KQ froze paying the monthly pension contribution equivalent to 10 percent of the workers’ pay at the peak of Covid-19 pandemic.
It needs about Sh1.3 billion annually for the contributions, with the pilots’ share accounting for about Sh700 million.
“As you know, we continue to pay back the deferred salaries and expect to start paying back the contributions to the provident fund in 2023,” said Mr Joseph.
“Unfortunately, we cannot do both at the same time as we are still paying back our outstanding arrears from the Covid period and keeping up lease payments on our aircraft.”
The combative pilots’ union has over the past two years frozen KQ’s plans to reduce the number of pilots to 207 from over 400 over a three-year period.
The airline, which has been surviving on State bailouts since the Covid-19 pandemic, reported a Sh9.8 billion loss in August — a better performance than the Sh11.48 billion loss it recorded in the same period a year earlier.
The airline’s chief commercial and customer officer, Julius Thairu, told Business Daily that passenger ticket sales have outperformed forecasts and were on course to returning an operating profit if the current trend persists to year-end.
But he warned that the strike could derail the carrier from meeting the targets.

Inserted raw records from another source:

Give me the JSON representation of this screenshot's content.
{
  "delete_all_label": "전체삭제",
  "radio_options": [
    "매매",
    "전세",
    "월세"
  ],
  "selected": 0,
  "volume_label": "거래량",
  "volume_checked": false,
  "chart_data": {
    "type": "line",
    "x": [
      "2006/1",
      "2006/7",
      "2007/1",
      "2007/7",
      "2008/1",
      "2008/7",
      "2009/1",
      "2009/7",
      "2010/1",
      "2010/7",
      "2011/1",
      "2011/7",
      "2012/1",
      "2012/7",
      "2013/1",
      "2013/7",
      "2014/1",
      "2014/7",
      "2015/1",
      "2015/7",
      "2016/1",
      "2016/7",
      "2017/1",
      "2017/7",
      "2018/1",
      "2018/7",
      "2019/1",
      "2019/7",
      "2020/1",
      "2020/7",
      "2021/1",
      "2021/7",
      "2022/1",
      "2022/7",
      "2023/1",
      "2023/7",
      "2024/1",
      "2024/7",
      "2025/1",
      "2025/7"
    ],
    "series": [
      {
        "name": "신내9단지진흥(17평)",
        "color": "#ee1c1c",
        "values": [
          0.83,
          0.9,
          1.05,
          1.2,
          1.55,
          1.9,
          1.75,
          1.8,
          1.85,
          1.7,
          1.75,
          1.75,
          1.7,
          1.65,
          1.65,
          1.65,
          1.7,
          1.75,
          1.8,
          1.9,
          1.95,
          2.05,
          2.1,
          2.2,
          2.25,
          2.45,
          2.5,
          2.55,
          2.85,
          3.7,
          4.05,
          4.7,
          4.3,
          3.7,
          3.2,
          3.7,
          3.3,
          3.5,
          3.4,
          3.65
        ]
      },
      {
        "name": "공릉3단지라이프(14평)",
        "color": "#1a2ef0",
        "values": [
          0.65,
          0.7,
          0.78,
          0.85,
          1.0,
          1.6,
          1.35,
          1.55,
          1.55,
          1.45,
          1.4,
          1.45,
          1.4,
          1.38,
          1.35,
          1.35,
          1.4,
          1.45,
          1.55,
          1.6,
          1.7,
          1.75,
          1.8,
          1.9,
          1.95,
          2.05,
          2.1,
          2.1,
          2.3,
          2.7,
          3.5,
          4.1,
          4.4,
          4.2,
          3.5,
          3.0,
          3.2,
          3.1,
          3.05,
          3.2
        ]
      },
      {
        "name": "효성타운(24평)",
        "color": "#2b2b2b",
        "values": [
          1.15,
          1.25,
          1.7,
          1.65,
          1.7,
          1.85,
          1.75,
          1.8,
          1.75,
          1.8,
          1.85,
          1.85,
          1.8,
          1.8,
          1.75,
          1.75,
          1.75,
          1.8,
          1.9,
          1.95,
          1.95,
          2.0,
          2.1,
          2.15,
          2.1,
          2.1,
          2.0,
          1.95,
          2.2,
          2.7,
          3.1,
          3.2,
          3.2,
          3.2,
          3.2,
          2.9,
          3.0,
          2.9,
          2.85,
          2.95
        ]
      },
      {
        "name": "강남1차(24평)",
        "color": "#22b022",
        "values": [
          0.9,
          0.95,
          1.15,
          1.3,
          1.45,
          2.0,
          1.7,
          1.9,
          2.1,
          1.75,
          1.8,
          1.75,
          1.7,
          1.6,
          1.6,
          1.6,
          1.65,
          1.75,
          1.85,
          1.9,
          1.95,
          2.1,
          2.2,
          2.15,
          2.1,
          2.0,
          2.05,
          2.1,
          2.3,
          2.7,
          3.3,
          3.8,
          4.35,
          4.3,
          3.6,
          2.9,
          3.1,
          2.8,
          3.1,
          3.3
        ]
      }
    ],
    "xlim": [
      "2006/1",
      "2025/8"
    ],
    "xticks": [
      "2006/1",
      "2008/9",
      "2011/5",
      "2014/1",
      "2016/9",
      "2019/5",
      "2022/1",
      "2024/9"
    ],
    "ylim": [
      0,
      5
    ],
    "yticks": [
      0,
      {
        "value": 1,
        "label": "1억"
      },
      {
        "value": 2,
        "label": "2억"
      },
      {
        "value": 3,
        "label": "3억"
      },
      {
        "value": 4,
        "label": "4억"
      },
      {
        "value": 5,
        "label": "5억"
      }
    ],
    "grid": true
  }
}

Average revenues from seat bookings, he says, have doubled to more than Sh300 million a day compared with last year and more than four times the levels in 2020 when passenger flights were grounded for months.
“We see very strong recovery in [passenger] business. We are tracking ahead of our own internal expectations. On average we are generating revenues… somewhere between Sh320 and Sh350 million a day from Sh60 million in 2020 and Sh150 million in 2021,” Mr Thairu said.